Saudi, US astronauts splash down on return from space station

Saudi Arabia’s Rayyanah Barnawi, a biomedical scientist in cancer research, has become the first Arab woman sent into orbit.

In this image taken from video broadcast by SpaceX, crew members wave after the SpaceX Dragon capsule splashed down into the Gulf of Mexico, just off the Florida Panhandle, late Tuesday, May 30, 2023. The private flight carrying two Saudi astronauts and other passengers returned to Earth after a nine-day trip to the International Space Station. (SpaceX via AP)
In this image taken from a video broadcast by SpaceX, crew members wave after the SpaceX Dragon capsule splashed down into the Gulf of Mexico on May 30, 2023 [SpaceX via AP]

A private space flight carrying a team of two Saudi and two American astronauts – including the first Arab woman sent into orbit – has splashed down safely in the Gulf of Mexico after a research mission on board the International Space Station (ISS).

The SpaceX Crew Dragon capsule carrying the team parachuted into the Gulf of Mexico off the coast of Panama City, Florida, on Tuesday night after a 12-hour re-entry flight after 10 days in orbit.

The splashdown was carried live by a joint webcast presented by SpaceX and the company behind the mission, Axiom Space.

The return to Earth concluded the second space station mission organised, equipped and trained entirely at private expense by Axiom, a seven-year-old Houston-based venture headed by NASA’s former ISS programme manager.


The Axiom 2 crew was led by retired NASA astronaut Peggy Whitson, 63, who holds the US record for most time spent in orbit with 665 days in space over three long-duration missions to the ISS, including 10 spacewalks. She now serves as Axiom’s director of human spaceflight.

“That was a phenomenal ride.
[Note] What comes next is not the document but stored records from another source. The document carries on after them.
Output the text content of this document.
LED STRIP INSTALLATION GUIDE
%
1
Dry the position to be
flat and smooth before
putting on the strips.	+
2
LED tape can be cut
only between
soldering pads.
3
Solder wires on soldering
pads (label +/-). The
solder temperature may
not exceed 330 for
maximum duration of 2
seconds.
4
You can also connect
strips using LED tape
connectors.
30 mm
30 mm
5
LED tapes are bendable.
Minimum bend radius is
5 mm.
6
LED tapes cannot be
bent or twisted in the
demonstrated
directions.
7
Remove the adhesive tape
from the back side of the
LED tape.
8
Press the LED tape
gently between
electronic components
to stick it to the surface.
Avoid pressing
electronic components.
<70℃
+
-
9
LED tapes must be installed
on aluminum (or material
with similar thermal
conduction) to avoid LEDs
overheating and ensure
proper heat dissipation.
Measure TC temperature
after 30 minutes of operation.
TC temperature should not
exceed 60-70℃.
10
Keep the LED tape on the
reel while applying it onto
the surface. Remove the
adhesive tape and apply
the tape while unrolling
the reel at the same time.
We really enjoyed all of it,” Whitson radioed to mission controllers moments after splashdown.

Ax-2’s designated pilot was John Shoffner, 67, an aviator, race car driver and investor from Alaska.
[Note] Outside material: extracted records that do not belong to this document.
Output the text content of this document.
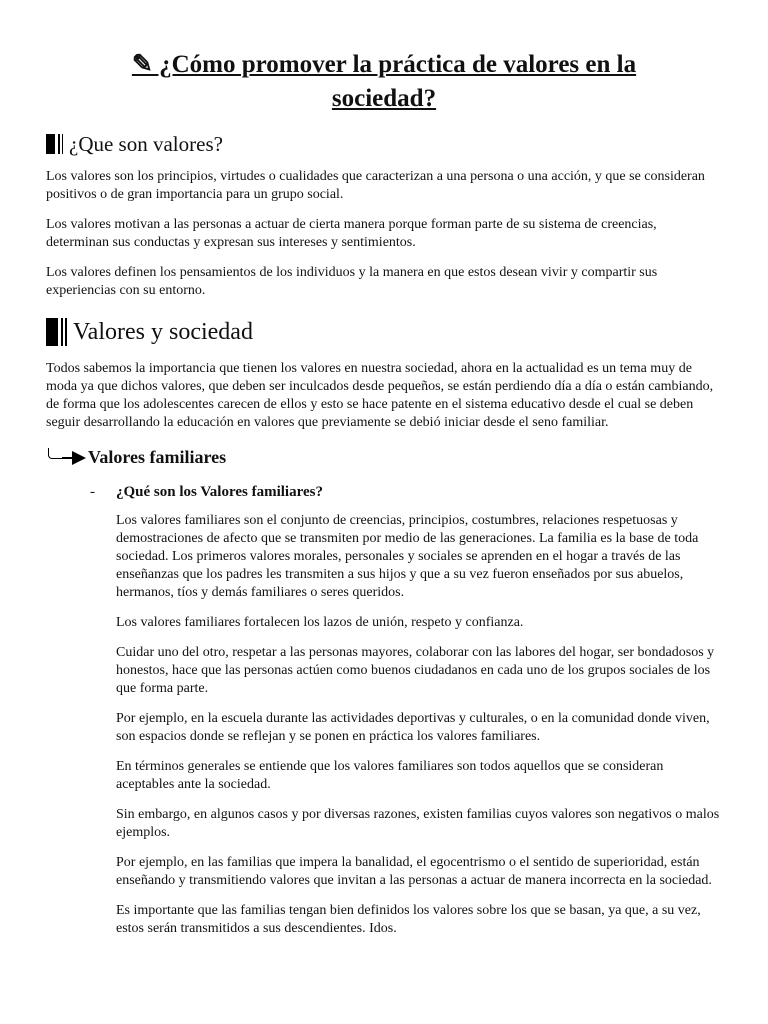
✎ ¿Cómo promover la práctica de valores en la
sociedad?
¿Que son valores?

Los valores son los principios, virtudes o cualidades que caracterizan a una persona o una acción, y que se consideran positivos o de gran importancia para un grupo social.

Los valores motivan a las personas a actuar de cierta manera porque forman parte de su sistema de creencias, determinan sus conductas y expresan sus intereses y sentimientos.

Los valores definen los pensamientos de los individuos y la manera en que estos desean vivir y compartir sus experiencias con su entorno.

Valores y sociedad

Todos sabemos la importancia que tienen los valores en nuestra sociedad, ahora en la actualidad es un tema muy de moda ya que dichos valores, que deben ser inculcados desde pequeños, se están perdiendo día a día o están cambiando, de forma que los adolescentes carecen de ellos y esto se hace patente en el sistema educativo desde el cual se deben seguir desarrollando la educación en valores que previamente se debió iniciar desde el seno familiar.

Valores familiares
-	¿Qué son los Valores familiares?

Los valores familiares son el conjunto de creencias, principios, costumbres, relaciones respetuosas y demostraciones de afecto que se transmiten por medio de las generaciones. La familia es la base de toda sociedad. Los primeros valores morales, personales y sociales se aprenden en el hogar a través de las enseñanzas que los padres les transmiten a sus hijos y que a su vez fueron enseñados por sus abuelos, hermanos, tíos y demás familiares o seres queridos.

Los valores familiares fortalecen los lazos de unión, respeto y confianza.

Cuidar uno del otro, respetar a las personas mayores, colaborar con las labores del hogar, ser bondadosos y honestos, hace que las personas actúen como buenos ciudadanos en cada uno de los grupos sociales de los que forma parte.

Por ejemplo, en la escuela durante las actividades deportivas y culturales, o en la comunidad donde viven, son espacios donde se reflejan y se ponen en práctica los valores familiares.

En términos generales se entiende que los valores familiares son todos aquellos que se consideran aceptables ante la sociedad.

Sin embargo, en algunos casos y por diversas razones, existen familias cuyos valores son negativos o malos ejemplos.

Por ejemplo, en las familias que impera la banalidad, el egocentrismo o el sentido de superioridad, están enseñando y transmitiendo valores que invitan a las personas a actuar de manera incorrecta en la sociedad.

Es importante que las familias tengan bien definidos los valores sobre los que se basan, ya que, a su vez, estos serán transmitidos a sus descendientes. Idos.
Rounding out the crew as mission specialists were the first two astronauts from Saudi Arabia to fly on board a private spacecraft – Ali Alqarni, 31, a fighter pilot for the Royal Saudi Air Force; and Rayyanah Barnawi, 34, a biomedical scientist in cancer stem cell research.
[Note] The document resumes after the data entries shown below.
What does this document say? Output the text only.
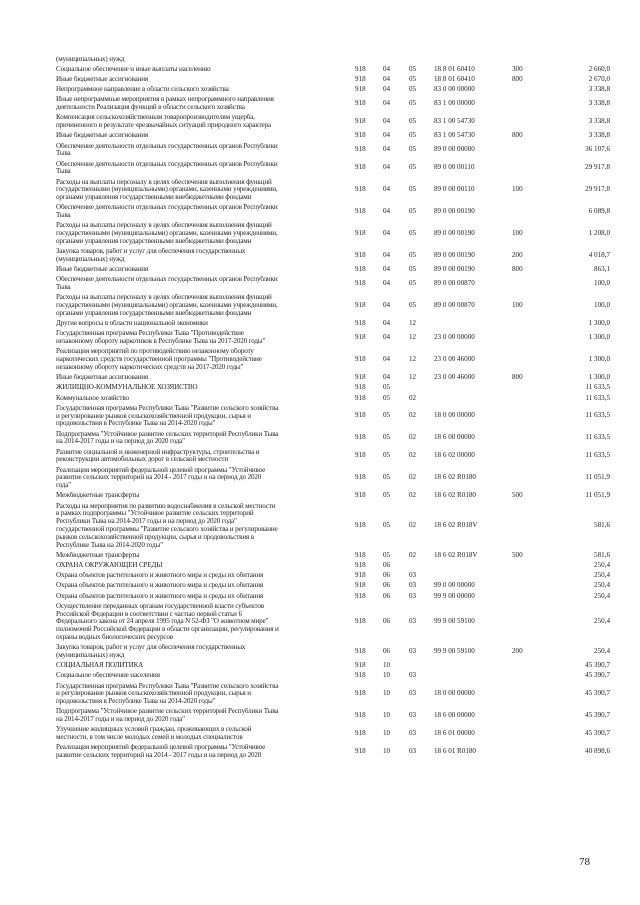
(муниципальных) нужд
Социальное обеспечение и иные выплаты населению	918 04	05	18 8 01 60410	300	2 660,0
Иные бюджетные ассигнования	918 04	05	18 8 01 60410	800	2 670,0
Непрограммное направление в области сельского хозяйства	918 04	05	83 0 00 00000	3 338,8
Иные непрограммные мероприятия в рамках непрограммного направления
деятельности Реализация функций в области сельского хозяйства	918 04	05	83 1 00 00000	3 338,8
Компенсация сельскохозяйственным товаропроизводителям ущерба,
причиненного в результате чрезвычайных ситуаций природного характера	918 04	05	83 1 00 54730	3 338,8
Иные бюджетные ассигнования	918 04	05	83 1 00 54730	800	3 338,8
Обеспечение деятельности отдельных государственных органов Республики
Тыва	918 04	05	89 0 00 00000	36 107,6
Обеспечение деятельности отдельных государственных органов Республики
Тыва	918 04	05	89 0 00 00110	29 917,8
Расходы на выплаты персоналу в целях обеспечения выполнения функций
государственными (муниципальными) органами, казенными учреждениями,
органами управления государственными внебюджетными фондами
918 04	05	89 0 00 00110	100	29 917,8
Обеспечение деятельности отдельных государственных органов Республики
Тыва	918 04	05	89 0 00 00190	6 089,8
Расходы на выплаты персоналу в целях обеспечения выполнения функций
государственными (муниципальными) органами, казенными учреждениями,
органами управления государственными внебюджетными фондами
918 04	05	89 0 00 00190	100	1 208,0
Закупка товаров, работ и услуг для обеспечения государственных
(муниципальных) нужд	918 04	05	89 0 00 00190	200	4 018,7
Иные бюджетные ассигнования	918 04	05	89 0 00 00190	800	863,1
Обеспечение деятельности отдельных государственных органов Республики
Тыва	918 04	05	89 0 00 00870	100,0
Расходы на выплаты персоналу в целях обеспечения выполнения функций
государственными (муниципальными) органами, казенными учреждениями,
органами управления государственными внебюджетными фондами
918 04	05	89 0 00 00870	100	100,0
Другие вопросы в области национальной экономики	918 04	12	1 300,0
Государственная программа Республики Тыва "Противодействие
незаконному обороту наркотиков в Республике Тыва на 2017-2020 годы"	918 04	12	23 0 00 00000	1 300,0
Реализация мероприятий по противодействию незаконному обороту
наркотических средств государственной программы "Противодействие
незаконному обороту наркотических средств на 2017-2020 годы"
918 04	12	23 0 00 46000	1 300,0
Иные бюджетные ассигнования	918 04	12	23 0 00 46000	800	1 300,0
ЖИЛИЩНО-КОММУНАЛЬНОЕ ХОЗЯЙСТВО	918 05	11 633,5
Коммунальное хозяйство	918 05	02	11 633,5
Государственная программа Республики Тыва "Развитие сельского хозяйства
и регулирование рынков сельскохозяйственной продукции, сырья и
продовольствия в Республике Тыва на 2014-2020 годы"
918 05	02	18 0 00 00000	11 633,5
Подпрограмма "Устойчивое развитие сельских территорий Республики Тыва
на 2014-2017 годы и на период до 2020 года"	918 05	02	18 6 00 00000	11 633,5
Развитие социальной и инженерной инфраструктуры, строительства и
реконструкции автомобильных дорог в сельской местности	918 05	02	18 6 02 00000	11 633,5
Реализация мероприятий федеральной целевой программы "Устойчивое
развитие сельских территорий на 2014 - 2017 годы и на период до 2020
года"
918 05	02	18 6 02 R0180	11 051,9
Межбюджетные трансферты	918 05	02	18 6 02 R0180	500	11 051,9
Расходы на мероприятия по развитию водоснабжения в сельской местности
в рамках подпрограммы "Устойчивое развитие сельских территорий
Республики Тыва на 2014-2017 годы и на период до 2020 года"
государственной программы "Развитие сельского хозяйства и регулирование
рынков сельскохозяйственной продукции, сырья и продовольствия в
Республике Тыва на 2014-2020 годы"
918 05	02	18 6 02 R018V	581,6
Межбюджетные трансферты	918 05	02	18 6 02 R018V	500	581,6
ОХРАНА ОКРУЖАЮЩЕЙ СРЕДЫ	918 06	250,4
Охрана объектов растительного и животного мира и среды их обитания	918 06	03	250,4
Охрана объектов растительного и животного мира и среды их обитания	918 06	03	99 0 00 00000	250,4
Охрана объектов растительного и животного мира и среды их обитания	918 06	03	99 9 00 00000	250,4
Осуществление переданных органам государственной власти субъектов
Российской Федерации в соответствии с частью первой статьи 6
Федерального закона от 24 апреля 1995 года N 52-ФЗ "О животном мире"
полномочий Российской Федерации в области организации, регулирования и
охраны водных биологических ресурсов
918 06	03	99 9 00 59100	250,4
Закупка товаров, работ и услуг для обеспечения государственных
(муниципальных) нужд	918 06	03	99 9 00 59100	200	250,4
СОЦИАЛЬНАЯ ПОЛИТИКА	918 10	45 390,7
Социальное обеспечение населения	918 10	03	45 390,7
Государственная программа Республики Тыва "Развитие сельского хозяйства
и регулирование рынков сельскохозяйственной продукции, сырья и
продовольствия в Республике Тыва на 2014-2020 годы"
918 10	03	18 0 00 00000	45 390,7
Подпрограмма "Устойчивое развитие сельских территорий Республики Тыва
на 2014-2017 годы и на период до 2020 года"	918 10	03	18 6 00 00000	45 390,7
Улучшение жилищных условий граждан, проживающих в сельской
местности, в том числе молодых семей и молодых специалистов	918 10	03	18 6 01 00000	45 390,7
Реализация мероприятий федеральной целевой программы "Устойчивое
развитие сельских территорий на 2014 - 2017 годы и на период до 2020	918 10	03	18 6 01 R0180	40 898,6
78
Barnawi wiped away tears as she wrapped up her experiments and prepared to leave the space station.

“Every story comes to an end and this is only the beginning of a new era for our country and our region,” she said on Monday.

Barnawi is the first woman from the Arab world ever launched into Earth orbit and the first Saudi woman to fly in space.

In August 2022, Sara Sabry became the first Arab woman and the first Egyptian to fly to space on a brief suborbital ride operated by the Blue Origin astro-tourist venture of Jeff Bezos.

The ISS stay of Alqarni and Barnawi was also notable for overlapping with that of Sultan Alneyadi, an ISS Expedition-69 crew member from the United Arab Emirates, marking the first time three astronauts from the Arab world were on board the space station together.

The Axiom 2 mission, which launched on May 21, was the latest in a series of space expeditions bankrolled by private investment capital and wealthy passengers rather than by taxpayer funding as NASA seeks to expand commercial access to low-Earth orbit.

Axiom, which sent its first four-member astronaut team to ISS in April 2022, also has signed a contract with the US space agency to build the first commercial addition to the orbiting laboratory.

California-based SpaceX, founded by Twitter owner and Tesla electric carmaker CEO Elon Musk, supplied the Falcon 9 rocket and crew capsule that ferried Axiom’s team to and from orbit and controlled the flight.

NASA furnished the launch site at its Kennedy Space Center in Cape Canaveral, Florida, and assumed responsibility for the Axiom crew during their stay on board the space station, orbiting some 400km (250 miles) above Earth.